Introduced to U.S. medical schools in 1972, the field of literature and medicine contributes methods and texts that help physicians develop skills in the human dimensions of medical practice. Five broad goals are met by including the study of literature in medical education: 1) Literary accounts of illness can teach physicians concrete and powerful lessons about the lives of sick people; 2) great works of fiction about medicine enable physicians to recognize the power and implications of what they do; 3) through the study of narrative, the physician can better understand patients' stories of sickness and his or her own personal stake in medical practice; 4) literary study contributes to physicians' expertise in narrative ethics; and 5) literary theory offers new perspectives on the work and the genres of medicine.
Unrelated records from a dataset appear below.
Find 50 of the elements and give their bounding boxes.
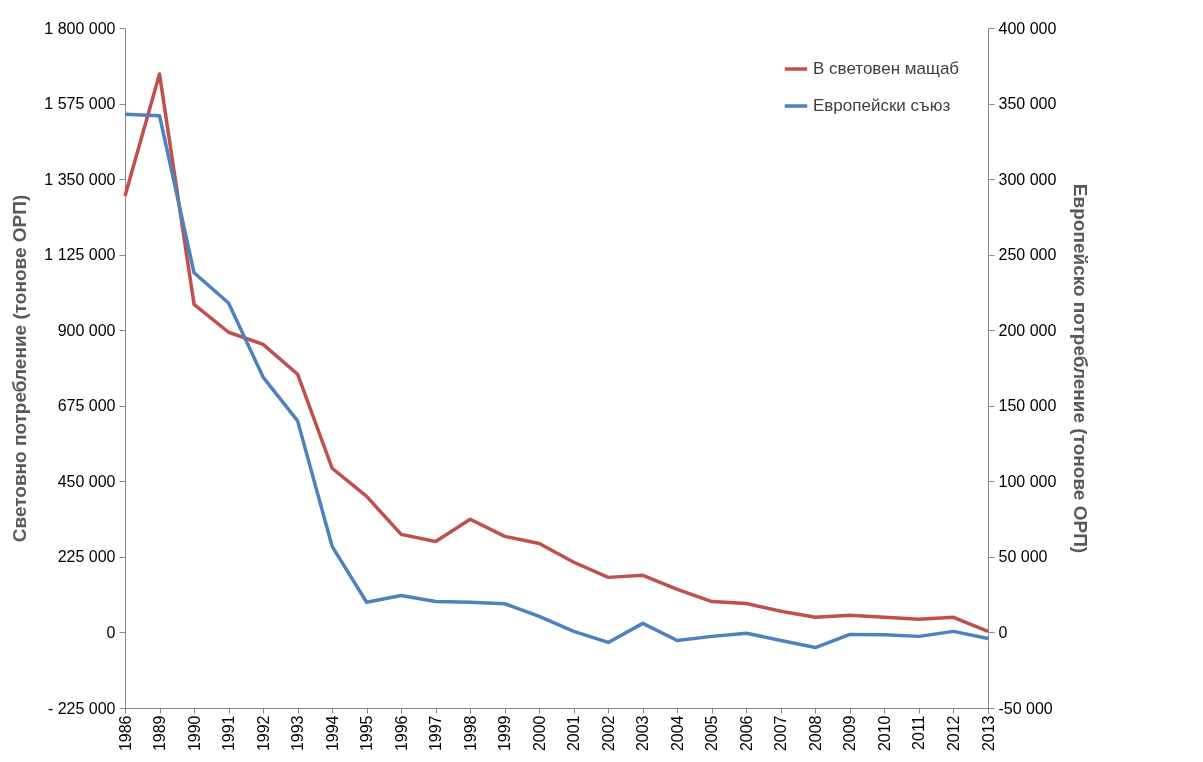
- x-tick-label: 1993: [289, 715, 307, 752]
- x-tick-label: 1999: [496, 715, 514, 752]
- x-tick-label: 2002: [599, 715, 617, 752]
- y-tick-label: 1 575 000: [44, 95, 116, 113]
- x-tick-label: 2001: [565, 715, 583, 752]
- x-tick-label: 2011: [910, 715, 928, 750]
- x-tick-label: 1996: [392, 715, 410, 752]
- x-tick-label: 2009: [841, 715, 859, 752]
- x-tick-label: 2005: [703, 715, 721, 752]
- y-tick-label: - 225 000: [47, 699, 116, 717]
- x-tick-label: 1994: [323, 715, 341, 752]
- x-tick-label: 2013: [979, 715, 997, 752]
- y-axis-title: Световно потребление (тонове ОРП): [9, 194, 31, 543]
- x-tick-label: 1997: [427, 715, 445, 752]
- y2-tick-label: 50 000: [998, 548, 1048, 566]
- y2-tick-label: 200 000: [998, 321, 1057, 339]
- y2-tick-label: 350 000: [998, 95, 1057, 113]
- x-tick-label: 1995: [358, 715, 376, 752]
- y2-tick-label: 400 000: [998, 19, 1057, 37]
- y2-tick-label: 250 000: [998, 246, 1057, 264]
- y2-axis-title: Европейско потребление (тонове ОРП): [1070, 183, 1092, 554]
- x-tick-label: 2003: [634, 715, 652, 752]
- x-tick-label: 1986: [116, 715, 134, 752]
- x-tick-label: 1992: [254, 715, 272, 752]
- x-tick-label: 1990: [185, 715, 203, 752]
- x-tick-label: 2012: [944, 715, 962, 752]
- x-tick-label: 1998: [461, 715, 479, 752]
- y-tick-label: 450 000: [57, 472, 116, 490]
- x-tick-label: 2006: [737, 715, 755, 752]
- y-tick-label: 675 000: [57, 397, 116, 415]
- y2-tick-label: 300 000: [998, 170, 1057, 188]
- y-tick-label: 900 000: [57, 321, 116, 339]
- legend-label: В световен мащаб: [813, 59, 960, 78]
- x-tick-label: 2010: [875, 715, 893, 752]
- x-tick-label: 2008: [806, 715, 824, 752]
- y2-tick-label: 100 000: [998, 472, 1057, 490]
- y-tick-label: 1 350 000: [44, 170, 116, 188]
- x-tick-label: 1991: [220, 715, 238, 752]
- legend-label: Европейски съюз: [813, 96, 951, 115]
- x-tick-label: 2000: [530, 715, 548, 752]
- y2-tick-label: 0: [998, 623, 1008, 641]
- x-tick-label: 1989: [151, 715, 169, 752]
- y2-tick-label: 150 000: [998, 397, 1057, 415]
- y2-tick-label: -50 000: [998, 699, 1053, 717]
- y-tick-label: 225 000: [57, 548, 116, 566]
- x-tick-label: 2004: [668, 715, 686, 752]
- x-tick-label: 2007: [772, 715, 790, 752]
- y-tick-label: 1 125 000: [44, 246, 116, 264]
- y-tick-label: 0: [106, 623, 116, 641]
- y-tick-label: 1 800 000: [44, 19, 116, 37]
Particular texts and methods have been found to be well suited to the fulfillment of each of these goals. Chosen from the traditional literary canon and from among the works of contemporary and culturally diverse writers, novels, short stories, poetry, and drama can convey both the concrete particularity and the metaphorical richness of the predicaments of sick people and the challenges and rewards offered to their physicians. In more than 20 years of teaching literature to medical students and physicians, practitioners of literature and medicine have clarified its conceptual frameworks and have identified the means by which its studies strengthen the human competencies of doctoring, which are a central feature of the art of medicine.